The development of ak-medoids was informed by theoretical and empirical recognition of the typical stability and slowly changing character of place-based crime profiles, and the interest in long-term directional change. The findings reported, based on an assessment of both simulated and police-recorded property crime data, demonstrate that ak-medoids can provide valuable insights in the study of long-term exposure to crime across micro areas. These insights are not capable of being discerned using k-medoids (or k-means), which appears sensitive to variations in the starting levels of trajectories and their short-term fluctuation. But, this does not render k-medoids (or k-means) redundant. Rather, unrestricted by linear functional forms, the identification of small outlier groupings characterized by short-term volatility in crime trajectories can be of substantive theoretical interest and policy relevance [18]. In these terms, the selection of ak-medoids or k-medoids (or k-means) as the preferred methodology requires being informed by the research problem under investigation. Indeed, we can envision grounds in which both might be applied, particularly in the endeavour to disentangle and describe both short and long-term exposure to crime across micro places. It remains to be evaluated whether ak-medoids holds distinction in its outcomes to group-based trajectory modelling (GBTM). Although ak-medoids, as an adaptation of k-medoids, holds a number of benefits over GBTM, such as computational efficiency, it is currently only capable of clustering around linear slopes. Studies deploying GBTM have tended to report better model fits using more complex, non-linear polynomials, although there are some exceptions [27]. The degree to which one would expect linear or non-linear trends may be dependent on the crime type and context-specific factors in the study region, and we would encourage future studies to explore more complex non-linear trends using an implementation of ak-medoids.

Conclusion

This paper has sought to make a substantive methodological contribution in support of research seeking to explore the longitudinal stability of crime in micro places.

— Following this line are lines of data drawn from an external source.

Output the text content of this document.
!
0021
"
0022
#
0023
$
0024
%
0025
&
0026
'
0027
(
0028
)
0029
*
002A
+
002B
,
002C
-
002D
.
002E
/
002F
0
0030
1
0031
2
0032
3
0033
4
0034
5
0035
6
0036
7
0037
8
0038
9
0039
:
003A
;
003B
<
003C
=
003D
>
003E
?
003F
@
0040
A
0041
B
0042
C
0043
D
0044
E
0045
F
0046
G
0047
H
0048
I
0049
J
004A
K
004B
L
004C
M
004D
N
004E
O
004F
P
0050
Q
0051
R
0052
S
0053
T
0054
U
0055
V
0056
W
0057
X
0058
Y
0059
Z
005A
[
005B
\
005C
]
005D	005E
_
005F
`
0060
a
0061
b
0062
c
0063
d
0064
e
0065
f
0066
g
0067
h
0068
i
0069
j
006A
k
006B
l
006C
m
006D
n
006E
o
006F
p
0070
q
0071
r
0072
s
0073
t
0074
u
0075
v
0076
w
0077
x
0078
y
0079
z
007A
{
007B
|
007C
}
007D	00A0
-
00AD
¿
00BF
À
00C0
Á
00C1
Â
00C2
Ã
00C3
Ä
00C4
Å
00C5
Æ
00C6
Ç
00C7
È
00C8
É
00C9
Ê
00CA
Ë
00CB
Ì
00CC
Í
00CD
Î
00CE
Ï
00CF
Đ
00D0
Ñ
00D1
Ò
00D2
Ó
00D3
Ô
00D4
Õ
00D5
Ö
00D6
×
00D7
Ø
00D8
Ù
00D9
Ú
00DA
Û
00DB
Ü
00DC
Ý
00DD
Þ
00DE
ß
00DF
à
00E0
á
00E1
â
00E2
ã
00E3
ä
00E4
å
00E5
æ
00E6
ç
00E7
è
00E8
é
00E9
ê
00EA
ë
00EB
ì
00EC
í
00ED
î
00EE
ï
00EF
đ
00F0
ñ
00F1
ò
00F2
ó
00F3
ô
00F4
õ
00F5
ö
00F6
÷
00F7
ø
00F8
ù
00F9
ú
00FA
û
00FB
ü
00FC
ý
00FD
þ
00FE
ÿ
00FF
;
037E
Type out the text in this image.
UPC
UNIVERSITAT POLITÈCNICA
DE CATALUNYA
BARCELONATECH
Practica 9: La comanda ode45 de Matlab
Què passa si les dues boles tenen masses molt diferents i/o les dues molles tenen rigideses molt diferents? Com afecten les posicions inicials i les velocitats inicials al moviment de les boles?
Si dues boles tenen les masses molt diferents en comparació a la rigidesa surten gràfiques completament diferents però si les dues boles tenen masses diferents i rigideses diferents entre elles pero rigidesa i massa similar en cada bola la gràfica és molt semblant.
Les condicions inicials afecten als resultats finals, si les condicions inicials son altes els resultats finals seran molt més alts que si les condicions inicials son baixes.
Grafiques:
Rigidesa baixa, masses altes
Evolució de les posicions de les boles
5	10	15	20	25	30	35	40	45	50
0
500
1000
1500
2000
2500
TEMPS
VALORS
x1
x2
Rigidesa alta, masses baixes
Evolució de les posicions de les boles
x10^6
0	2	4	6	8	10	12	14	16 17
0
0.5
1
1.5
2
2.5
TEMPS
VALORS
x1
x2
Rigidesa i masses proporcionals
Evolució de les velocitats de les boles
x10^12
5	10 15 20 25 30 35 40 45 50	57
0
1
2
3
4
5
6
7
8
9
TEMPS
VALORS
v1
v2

It has introduced the first implementation of k-medoids for the longitudinal clustering of crime, as well as a novel longitudinal clustering technique, termed ‘anchored k-medoids’ (ak-medoids). A variant of k-medoids, ak-medoids has been specifically designed to identify cluster solutions based on the long-term directional change of crime trajectories of micro places. In support of the wider application of this technique, the paper also provides access to an R package user manual to enable standardized replication of this technique in future research. The value of this methodological contribution is assessed through systematic comparison of the cluster solutions derived by ak-medoids, k-medoids and k-means (the existing approach) using both simulated and real-life police-recorded data. The empirical findings resonate with existing research that finds the crime profiles of the majority of micro places to remain stable through time, with a small proportion of such places evidenced to hold a disproportionately large impact on citywide crime trends. That said, ak-medoids cluster solutions demonstrate higher in-group consistency and are of a greater scale than those generated by k-medoids (or k-means) cluster solutions. Ak-medoids also proves more adept in identifying pre-defined clusters in synthetic data, for which the within-group characteristic is one of directional homogeneity. Evidently, ak-medoids and k-medoids (or k-means) hold differing merits. To gain a comprehensive picture of the stability of crime concentrations across micro places, we recommend the use of ak-medoids and k-medoids (or k-means) in concert. We contend that these findings open prospect of theoretical development in the field as well as policy advance centred on questions of the efficiency, effectiveness and legitimacy of crime prevention interventions.